Куда тебе столько, искренне удивлялся Портнов, иудейское умножение печали без обретения мудрости, разбрасываешься, в несколько книг углубись. У Спинозы штук шестьдесят было, и ничего. Пауки интересней, Веберн всю жизнь штудировал одну, гетевское Учение о цвете, всюду таскал с собой томик, перелагая на звук, Паша, общий приятель наш Торговецкий, «Энеиду» мусолит годами — лучшие люди.
А в церковь ко всенощной, тут уж мой черед удивляться, собрался легко, убежденный агностик; я подбил его, лелея собственное юдохристианство, напускное кокетство, за которое сегодня краснею.

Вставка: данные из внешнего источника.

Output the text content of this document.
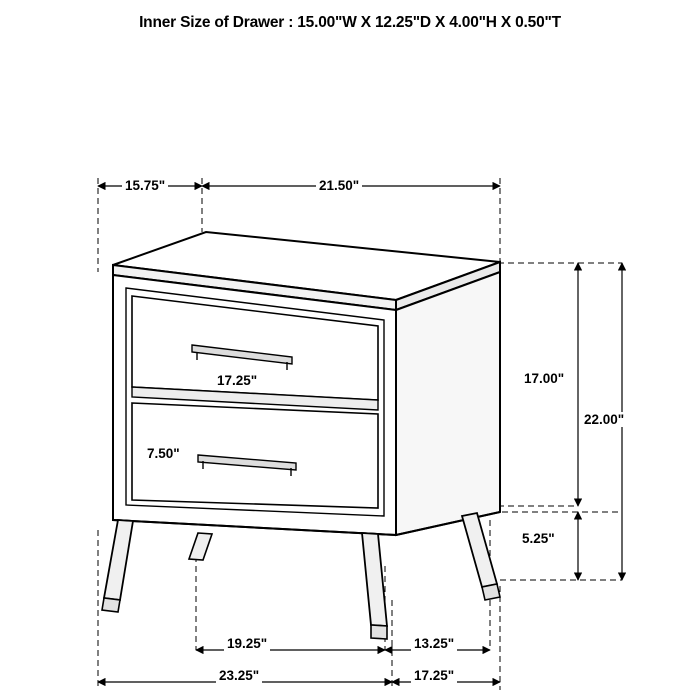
Inner Size of Drawer : 15.00"W X 12.25"D X 4.00"H X 0.50"T
15.75"	21.50"
17.25"
7.50"
17.00"
22.00"
5.25"
19.25"	13.25"
23.25"	17.25"
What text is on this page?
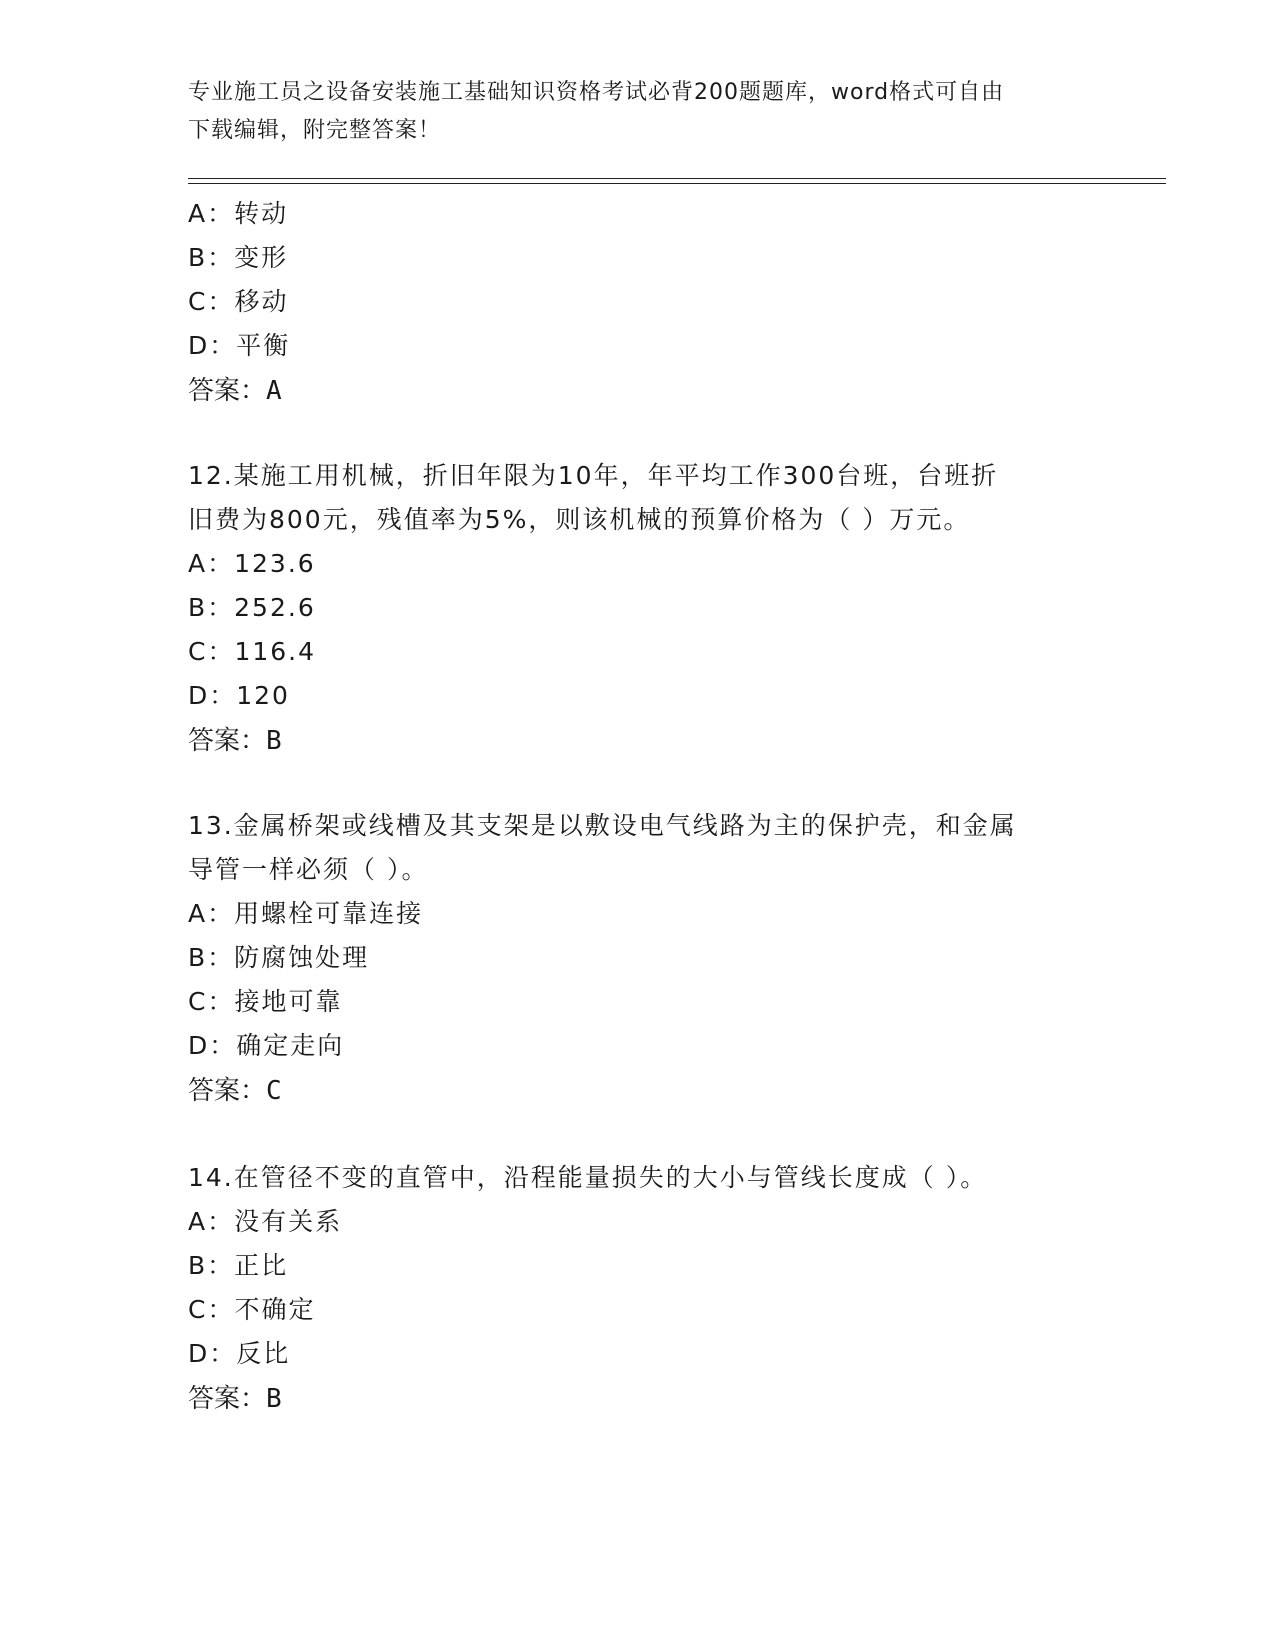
专业施工员之设备安装施工基础知识资格考试必背200题题库，word格式可自由
下载编辑，附完整答案！
A：转动
B：变形
C：移动
D：平衡
答案：A
12.某施工用机械，折旧年限为10年，年平均工作300台班，台班折
旧费为800元，残值率为5%，则该机械的预算价格为（ ）万元。
A：123.6
B：252.6
C：116.4
D：120
答案：B
13.金属桥架或线槽及其支架是以敷设电气线路为主的保护壳，和金属
导管一样必须（ ）。
A：用螺栓可靠连接
B：防腐蚀处理
C：接地可靠
D：确定走向
答案：C
14.在管径不变的直管中，沿程能量损失的大小与管线长度成（ ）。
A：没有关系
B：正比
C：不确定
D：反比
答案：B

Принаряженный, в чистеньком для первомая костюме, галстук — фрукты и птицы, он с расплывчатым умилением оглядывал росписи, выносливых стариц, укутанных дотепла, погоде и скученности назло, умственников среднего слоя, скромный в русской толпе доварок евреев, знакомых наперечет сумасбродов, как лохматый тот юноша, переводчик сонетов, три категории неравного веса и звания. Маленький, полуслепой, приодетый, улыбался преданиям, незаглухающим, сколько бы ни вытаптывали, церкви намоленной, сытым басам, молодым и довольным, смертью смерть попирающим, русский мир, позвоночный столп и зрачок, его, мира, люди, от мира сего. Ладан, елей, древность поющего единения, крещеных и некрещеных, воцерковляемых всяк на свой лад в золотистом свечении общего дела. Непонятный язык.